Grading the Cleveland Browns draft class for 2022
By Chad Porto
Overall Grade
Let’s look at what the Browns did in this draft.
- Skipped over better prospects to accumulate mid-round picks, which usually don’t last past their first contract.
- Drafted three defensive linemen to aid depth, but none who jump out as starters.
- Drafted two wide receivers to aid depth, but none who jump out as starters.
- Ignored safety but drafted another corner.
- Traded away the team’s best tackler in the secondary.
- Acquired more mid-to-late round draft picks in the process.
- May have found some late-round gems.
- Drafted a kicker.
I mean, when it’s spelled out it’s not a great draft. It could’ve been. Had the Browns taken Skyy Moore or Alec Pierce at No. 44, then gotten guys like Martin Emerson or Perrion Winfrey, then I would have a much different view on this draft.

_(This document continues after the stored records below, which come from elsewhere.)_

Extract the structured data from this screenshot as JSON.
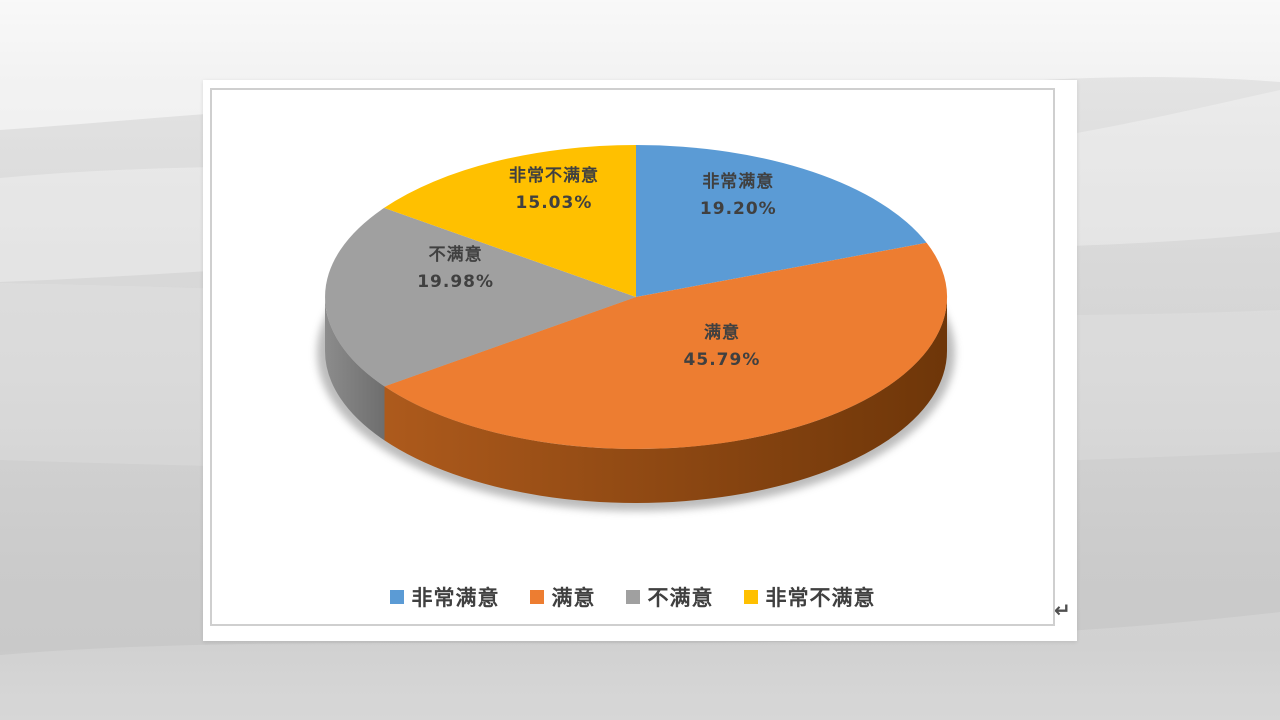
{
  "document": {
    "paragraph_mark": "↵"
  },
  "colors": {
    "slice_text": "#404040",
    "legend_text": "#404040",
    "shadow": "#8F8F8F",
    "chart_border": "#CFCFCF",
    "page_bg": "#FFFFFF",
    "paragraph_mark_color": "#4F4F4F"
  },
  "chart_data": {
    "type": "pie",
    "style": "3d",
    "title": "",
    "start_angle_deg": 0,
    "direction": "clockwise",
    "label_format": "category name + percent",
    "legend_position": "bottom",
    "categories": [
      "非常满意",
      "满意",
      "不满意",
      "非常不满意"
    ],
    "values": [
      19.2,
      45.79,
      19.98,
      15.03
    ],
    "slices": [
      {
        "label": "非常满意",
        "value": 19.2,
        "percent_label": "19.20%",
        "color": "#5B9BD5",
        "wall": [
          "#4A80B2",
          "#3A648C"
        ]
      },
      {
        "label": "满意",
        "value": 45.79,
        "percent_label": "45.79%",
        "color": "#ED7D31",
        "wall": [
          "#AD5A1C",
          "#6E3609"
        ]
      },
      {
        "label": "不满意",
        "value": 19.98,
        "percent_label": "19.98%",
        "color": "#A0A0A0",
        "wall": [
          "#8C8C8C",
          "#6E6E6E"
        ]
      },
      {
        "label": "非常不满意",
        "value": 15.03,
        "percent_label": "15.03%",
        "color": "#FFC000",
        "wall": [
          "#BF9000",
          "#9A7400"
        ]
      }
    ]
  }
}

Just because you take a player at a position of need doesn’t mean you picked the right player. Let’s think back to 2011. The Browns needed a wide receiver and Julio Jones was on the board. They traded down because, like Andrew Berry, that regime valued draft picks over players. So they traded down and took Greg Little in the second. They knew better than everyone else in the NFL, after all. They had Little higher on their boards than Jones.
Did the Browns just do the same thing with David Bell? Don’t say this isn’t the same situation, as Berry took Jedrick Wills, who is average at best, over Tristan Wirfs, a top 10 linemen. I don’t need another example, as that one was his first pick and is continually being wheeled out to show that Berry isn’t perfect and far from successful at drafting. In fact, the Browns are still trying to find one starter on the defensive line in three drafts.

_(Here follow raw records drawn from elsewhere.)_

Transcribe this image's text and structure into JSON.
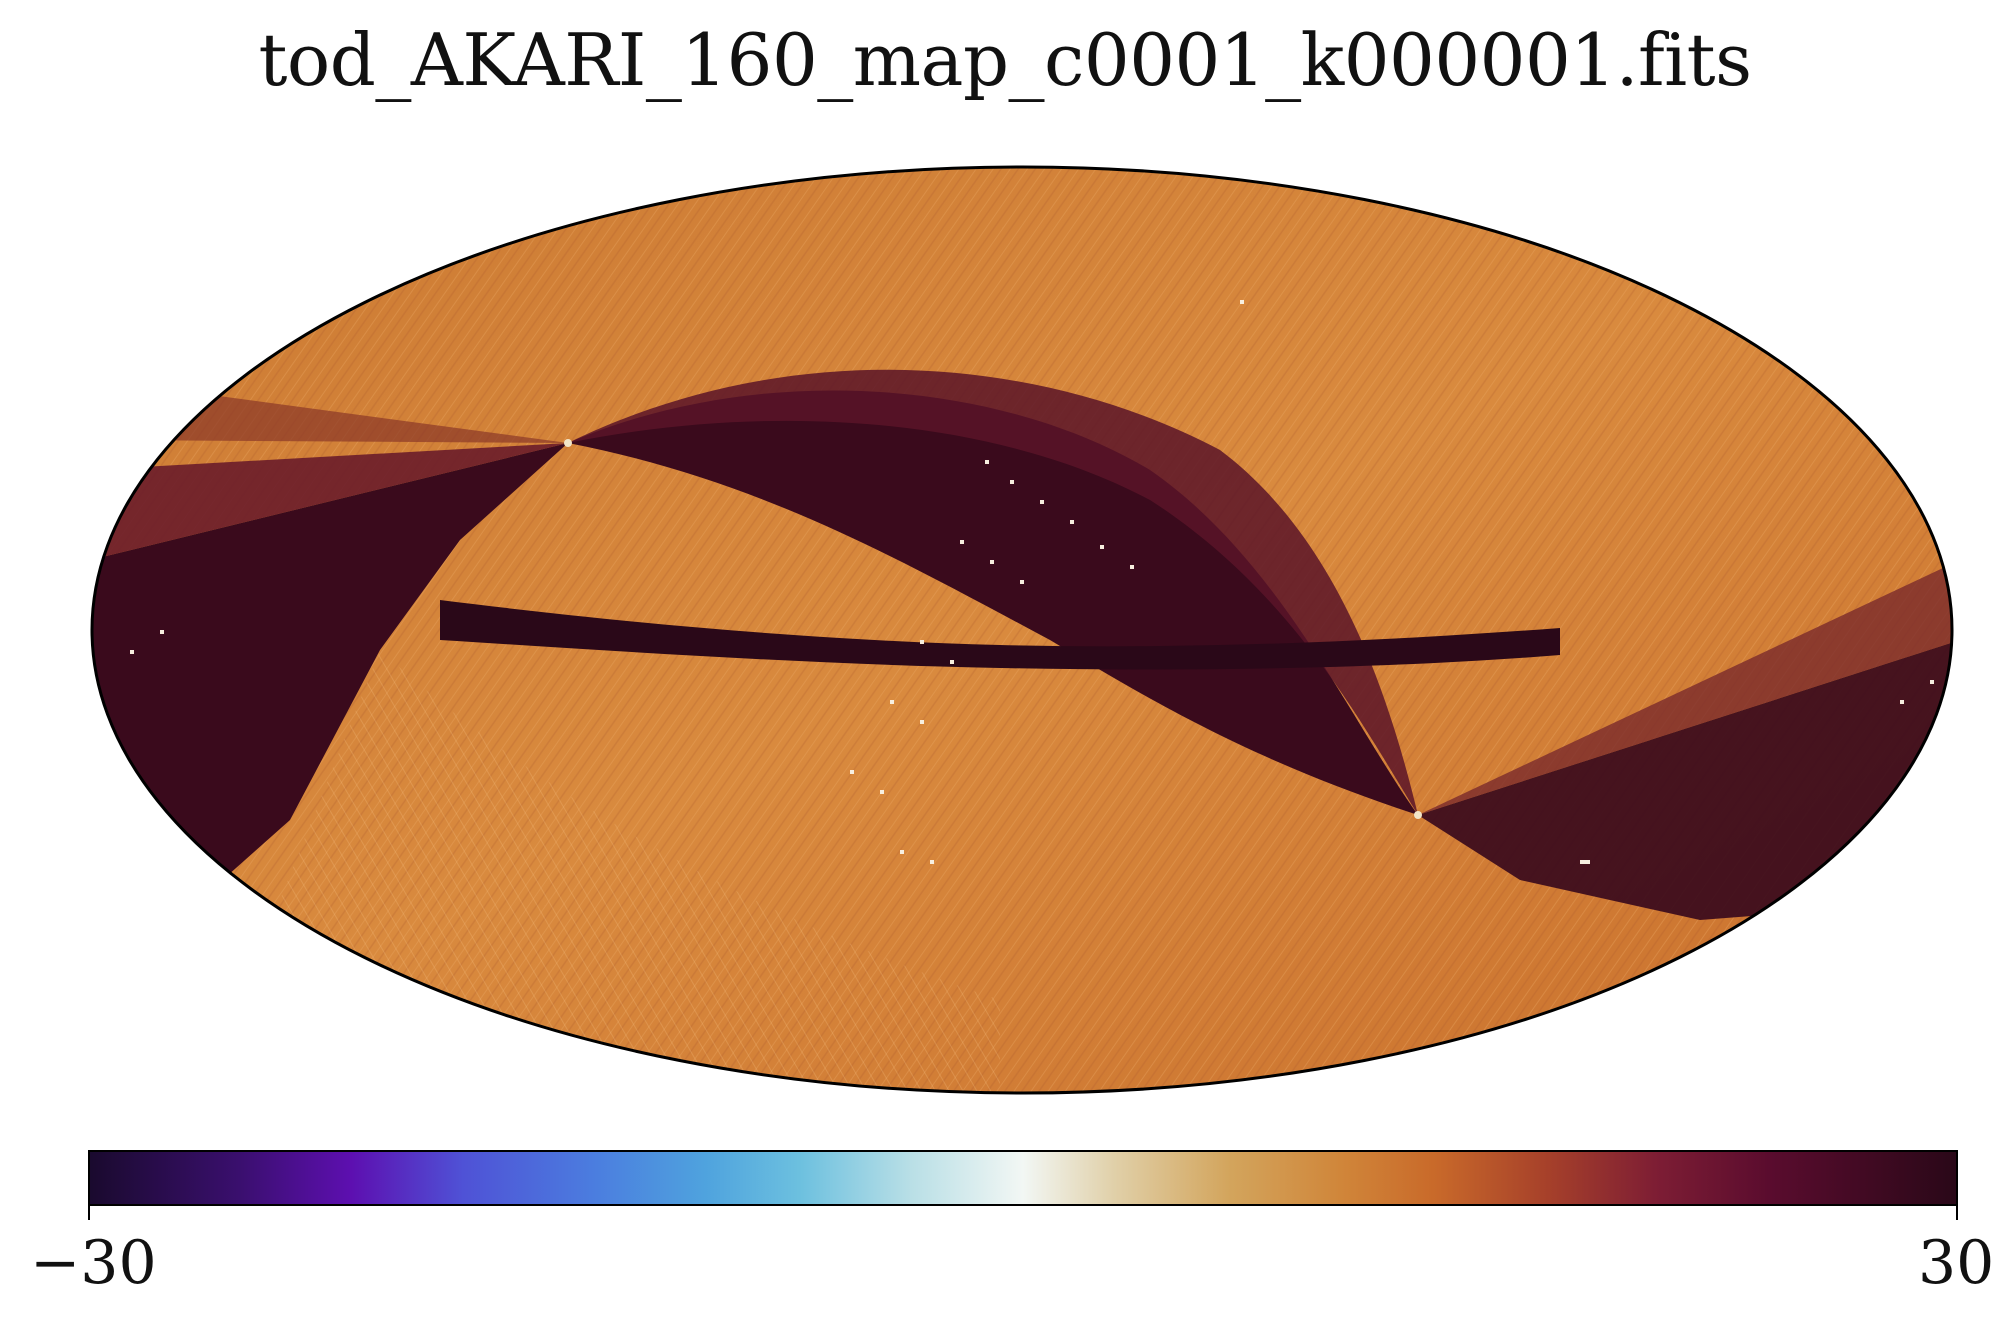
{
  "chart_data": {
    "type": "heatmap",
    "title": "tod_AKARI_160_map_c0001_k000001.fits",
    "projection": "mollweide",
    "colorbar": {
      "vmin": -30,
      "vmax": 30,
      "min_label": "−30",
      "max_label": "30",
      "colormap_stops": [
        "#1a0a2e",
        "#5d0fb0",
        "#4b7ddf",
        "#6cc0df",
        "#f2f7f4",
        "#d3a55d",
        "#c96a2a",
        "#7d1d34",
        "#2a0818"
      ]
    },
    "colors": {
      "background_field": "#c8772e",
      "dark_band": "#3a0a1c",
      "mid_band": "#7a2a2c",
      "highlight": "#f2e6c8"
    }
  }
}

Berry has taken four defensive linemen in three years, and none of them look to be starters. Will he get a fourth draft to finally find a starter?
In fact, outside of Greg Newsome and Jeremiah Owusu-Koramoah, how many of the guys that Berry picked can you say are looking like second-contract type players? Even those two are unknowns because they could always fall off or become injury-plagued. I’ve been very high on past Berry drafts but the trading down was a mistake in my opinion and since this is purely my opinion, I’m going to flex that.

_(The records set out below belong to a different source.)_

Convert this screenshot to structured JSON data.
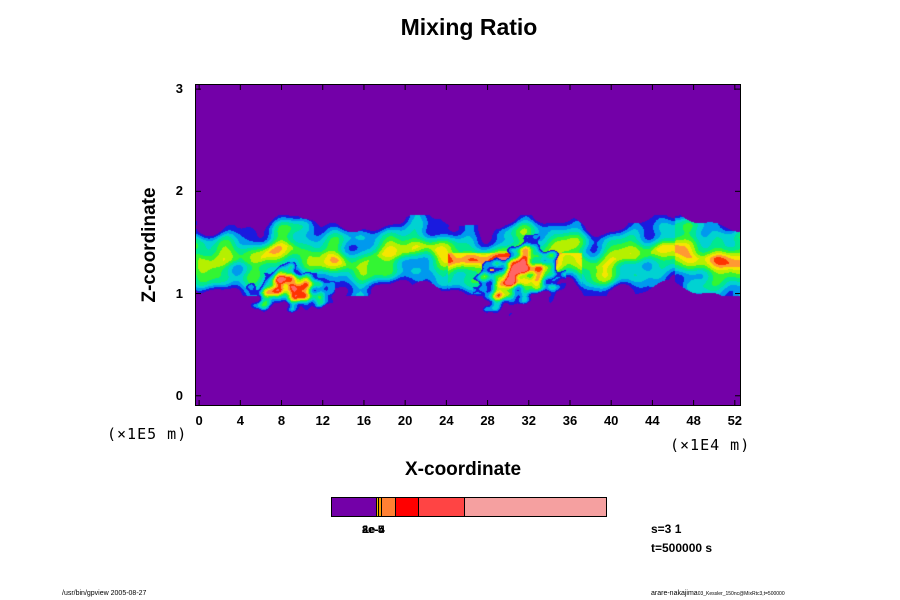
{
  "chart_data": {
    "type": "heatmap",
    "title": "Mixing Ratio",
    "xlabel": "X-coordinate",
    "ylabel": "Z-coordinate",
    "x_scale_label": "(×1E4 m)",
    "y_scale_label": "(×1E5 m)",
    "x_ticks": [
      0,
      4,
      8,
      12,
      16,
      20,
      24,
      28,
      32,
      36,
      40,
      44,
      48,
      52
    ],
    "y_ticks": [
      0,
      1,
      2,
      3
    ],
    "xlim": [
      -0.4,
      52.6
    ],
    "ylim": [
      -0.1,
      3.05
    ],
    "background_color": "#7300a8",
    "colormap": [
      "#7300a8",
      "#1a1adf",
      "#0099ee",
      "#00d2d2",
      "#00e890",
      "#33f533",
      "#b5f000",
      "#f5e600",
      "#ff9933",
      "#ff3300",
      "#ff6666",
      "#f5a0a0"
    ],
    "structures": [
      {
        "kind": "layer",
        "x_range": [
          -0.4,
          52.6
        ],
        "z_range": [
          1.08,
          1.68
        ]
      },
      {
        "kind": "blob",
        "x_range": [
          4.5,
          13
        ],
        "z_range": [
          0.8,
          1.25
        ]
      },
      {
        "kind": "blob",
        "x_range": [
          26.5,
          35.5
        ],
        "z_range": [
          0.85,
          1.5
        ]
      }
    ],
    "colorbar": {
      "colors": [
        "#7300a8",
        "#f0c000",
        "#ffa000",
        "#ff8033",
        "#ff0000",
        "#ff4444",
        "#f5a0a0"
      ],
      "fractions": [
        0.165,
        0.007,
        0.012,
        0.05,
        0.083,
        0.167,
        0.516
      ],
      "labels": [
        "2e-5",
        "8e-5",
        "1e-4"
      ]
    },
    "grid": false
  },
  "info": {
    "scale_text": "s=3 1",
    "time_text": "t=500000 s"
  },
  "footer": {
    "left": "/usr/bin/gpview 2005-08-27",
    "right": "arare-nakajima",
    "right_small": "03_Kessler_150nc@MixRtc3,t=500000"
  }
}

This draft looks like it sucked. I was wrong about the first two of his drafts, proclaiming how good they looked, and they are anything but. So I’m going to go with my gut and just say this is a disappointing draft.
David Bell may stick around but he was a fourth-round pick and should’ve been a second receiver taken. He should not have been the reason the Browns felt comfortable in trading out of the second and passing on some of the studs still there.
I’m not just going to give them an ‘F’, however. We’re going to do this like you would get a GPA. Each pick was assigned a letter grade and we’re giving each letter grade a point value. Just like in school, A’s are four points, B’s are three, C’s are two, D’s are one, and F’s are zero.
The Browns had nine picks, with 17 points overall when all the grades are added up. That’s a 1.88, which on the GPA scale is a D+. If this grade upsets you, then make sure those players I was hardest on proves me wrong.